Credit unions rely on quality mortgage loans to establish a stable asset base for their operations. Quality assets allow them to fulfill their purpose of serving members with innovative and personalized products and services. High quality mortgage origination and investor relations with 3rd party mortgage investors such as Freddie Mac allow credit unions to leverage mortgage loans to drive their business. Originating and selling sound mortgage loans enables credit unions to secure cash flow in exchange for their value-producing mortgage loan processes. To ensure this process is carried out effectively it is vital that credit unions implement high quality business analytics (BA) throughout the mortgage loan life cycle (MLLC).
1.) Defining the purpose of Business Analytics
Two of the most important and often overlooked aspects of a BA implementation are the “why” and “what” of BA. An understanding of why BA is necessary, and what the credit unions wants to gain from it, should be well established before jumping into it. Recent practices conducted within the mortgage industry are a hot topic in the United States. The 2007 financial crisis was caused, in part, by unstable retail mortgage practices. This was the crack that began to permeate throughout the entire United States financial infrastructure. Poor attention to detail, and outright arrogance of many mortgage loan origination decisions caused many financial institutions to lock-in risky loans to their own detriment. In an effort to counter this disaster, credit unions are partially responsible rebuilding the foundation of the industry. Utilizing new technological innovations (i.e. BA), credit unions can reap the benefits that analytics has to offer. The origination of high quality mortgage loans allows value to flow downstream throughout the mortgage loan business processes. Improved processes cause a positive chain reaction throughout the entire MLLC. Utilizing BA throughout this lifecycle will give managers deeper insights and guide decision making.
2.) The Foundation of BA: Data Collection and Gathering
Collecting quality data during the mortgage origination process is essential. Dates, rates, loan amounts, property addresses, and many other details add tremendous value in the analysis of the MLLC. It allows credit unions to remain in compliance with regulations that are becoming tighter by the day. After collecting this data, credit unions can “pool” loans according to various attributes. This allows them to more effectively communicate with third party investors when selling the loans in the secondary mortgage market.
Data collection has become much more effective with the automation and digitization of the retail mortgage industry’s business processes. Many loan applications are completed entirely online before a borrower begins speaking with the financial institution. Software used throughout the MLLC has become much more data friendly. Drop-down fields (in lieu of the infamous free-entry text fields) are becoming the industry standard. Institutions that do not have their software up to these standards will fall out of compliance, or worse. With recent innovations occurring throughout the retail mortgage industry, credit unions now have the opportunity to harbor high quality data within their institution. Through improved data gathering, the monitoring and measuring of business processes can begin. This is the beginning of BA.
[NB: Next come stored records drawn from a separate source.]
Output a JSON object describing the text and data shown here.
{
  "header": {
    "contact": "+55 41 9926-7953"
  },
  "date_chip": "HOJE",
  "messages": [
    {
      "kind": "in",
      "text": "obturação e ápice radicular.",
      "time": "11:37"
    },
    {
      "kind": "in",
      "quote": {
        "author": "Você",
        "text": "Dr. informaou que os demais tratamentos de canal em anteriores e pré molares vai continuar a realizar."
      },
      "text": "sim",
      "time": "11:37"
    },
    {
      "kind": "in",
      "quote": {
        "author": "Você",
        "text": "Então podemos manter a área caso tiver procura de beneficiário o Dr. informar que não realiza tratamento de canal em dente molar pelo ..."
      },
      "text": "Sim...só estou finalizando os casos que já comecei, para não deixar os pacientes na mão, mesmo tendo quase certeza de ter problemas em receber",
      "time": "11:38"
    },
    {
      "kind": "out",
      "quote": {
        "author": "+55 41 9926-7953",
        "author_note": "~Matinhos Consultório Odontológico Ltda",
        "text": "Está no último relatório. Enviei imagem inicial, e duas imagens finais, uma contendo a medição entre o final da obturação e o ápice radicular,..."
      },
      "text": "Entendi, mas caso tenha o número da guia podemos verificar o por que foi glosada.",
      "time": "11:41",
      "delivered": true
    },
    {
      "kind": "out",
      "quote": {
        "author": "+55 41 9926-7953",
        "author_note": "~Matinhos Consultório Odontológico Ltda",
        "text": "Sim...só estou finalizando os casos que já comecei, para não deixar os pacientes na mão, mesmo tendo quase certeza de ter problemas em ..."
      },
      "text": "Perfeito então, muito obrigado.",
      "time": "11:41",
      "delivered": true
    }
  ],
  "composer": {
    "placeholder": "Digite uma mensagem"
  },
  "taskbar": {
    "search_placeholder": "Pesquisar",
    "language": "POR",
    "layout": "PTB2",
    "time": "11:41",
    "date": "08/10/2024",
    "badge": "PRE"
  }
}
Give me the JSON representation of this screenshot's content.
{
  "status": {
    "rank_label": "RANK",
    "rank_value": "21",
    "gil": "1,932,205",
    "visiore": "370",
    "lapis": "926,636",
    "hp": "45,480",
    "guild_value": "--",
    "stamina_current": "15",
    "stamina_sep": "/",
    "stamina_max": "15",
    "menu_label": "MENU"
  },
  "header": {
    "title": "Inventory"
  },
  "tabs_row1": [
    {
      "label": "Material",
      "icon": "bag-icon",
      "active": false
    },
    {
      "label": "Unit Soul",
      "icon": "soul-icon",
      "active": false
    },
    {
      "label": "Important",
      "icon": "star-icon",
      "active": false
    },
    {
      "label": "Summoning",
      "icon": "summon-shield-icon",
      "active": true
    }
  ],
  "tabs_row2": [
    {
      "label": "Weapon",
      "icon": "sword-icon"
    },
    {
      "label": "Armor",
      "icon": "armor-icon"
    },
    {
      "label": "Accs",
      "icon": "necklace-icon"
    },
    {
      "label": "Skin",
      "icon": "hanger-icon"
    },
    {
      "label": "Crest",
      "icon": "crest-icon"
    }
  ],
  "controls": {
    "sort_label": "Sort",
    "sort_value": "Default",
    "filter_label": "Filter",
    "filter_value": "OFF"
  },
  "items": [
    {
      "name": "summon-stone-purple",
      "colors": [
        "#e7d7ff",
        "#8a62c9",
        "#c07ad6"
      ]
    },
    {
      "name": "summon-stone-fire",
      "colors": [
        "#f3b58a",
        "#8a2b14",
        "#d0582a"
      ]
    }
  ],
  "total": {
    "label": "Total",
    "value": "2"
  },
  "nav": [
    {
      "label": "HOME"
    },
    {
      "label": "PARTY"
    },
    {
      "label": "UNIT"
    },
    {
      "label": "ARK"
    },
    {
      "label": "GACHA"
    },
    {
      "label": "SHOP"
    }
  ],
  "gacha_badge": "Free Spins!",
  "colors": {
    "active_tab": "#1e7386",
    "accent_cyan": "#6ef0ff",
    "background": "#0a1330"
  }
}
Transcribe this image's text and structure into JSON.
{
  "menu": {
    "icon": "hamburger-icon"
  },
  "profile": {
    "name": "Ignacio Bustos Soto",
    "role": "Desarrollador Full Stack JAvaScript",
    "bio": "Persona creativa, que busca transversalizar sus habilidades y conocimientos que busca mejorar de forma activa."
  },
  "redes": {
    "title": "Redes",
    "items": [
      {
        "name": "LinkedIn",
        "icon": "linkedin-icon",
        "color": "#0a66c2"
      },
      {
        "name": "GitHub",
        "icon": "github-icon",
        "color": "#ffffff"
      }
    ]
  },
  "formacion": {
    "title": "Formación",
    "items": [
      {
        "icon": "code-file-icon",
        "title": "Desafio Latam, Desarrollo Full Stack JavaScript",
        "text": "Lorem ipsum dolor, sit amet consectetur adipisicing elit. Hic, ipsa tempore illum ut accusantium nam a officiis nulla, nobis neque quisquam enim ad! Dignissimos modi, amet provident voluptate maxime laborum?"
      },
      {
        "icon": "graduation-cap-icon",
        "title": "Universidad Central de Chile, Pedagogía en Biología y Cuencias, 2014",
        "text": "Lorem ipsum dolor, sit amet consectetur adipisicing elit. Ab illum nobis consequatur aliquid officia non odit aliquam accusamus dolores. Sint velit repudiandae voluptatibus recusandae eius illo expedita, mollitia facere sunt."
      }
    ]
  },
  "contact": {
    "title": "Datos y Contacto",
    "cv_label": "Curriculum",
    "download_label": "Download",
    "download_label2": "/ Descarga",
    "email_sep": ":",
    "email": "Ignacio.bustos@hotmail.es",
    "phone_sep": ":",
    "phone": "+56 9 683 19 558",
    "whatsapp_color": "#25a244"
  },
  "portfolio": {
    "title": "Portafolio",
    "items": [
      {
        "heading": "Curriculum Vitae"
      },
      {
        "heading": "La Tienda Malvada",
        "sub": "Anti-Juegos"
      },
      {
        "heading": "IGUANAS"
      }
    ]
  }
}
3.) Business Process Management: Data Driven Decisions
BA gives management a deeper vision into the MLLC and the decisions they must make to increase its effectiveness. With high quality data collection already established in the origination processes, accurate and reliable metrics can be built around these loans (Step 2). Measuring the time it takes a loan to go through the various stages of its life gives managers an effective tool to master the business process flow which is essential for building high quality mortgage origination processes. However, high quality and robust data collection will not produce value without data-driven decisions based on the BA insights. Getting this powerful analysis into the hands of those who know the industry best is the goal. Currently, many analytics solutions are residing within IT. While data governance should be the responsibility for IT, they are not the intended users. BA is ultimately used to give managers the opportunity to act on new insights. It is up to the business to execute what they do best: Business.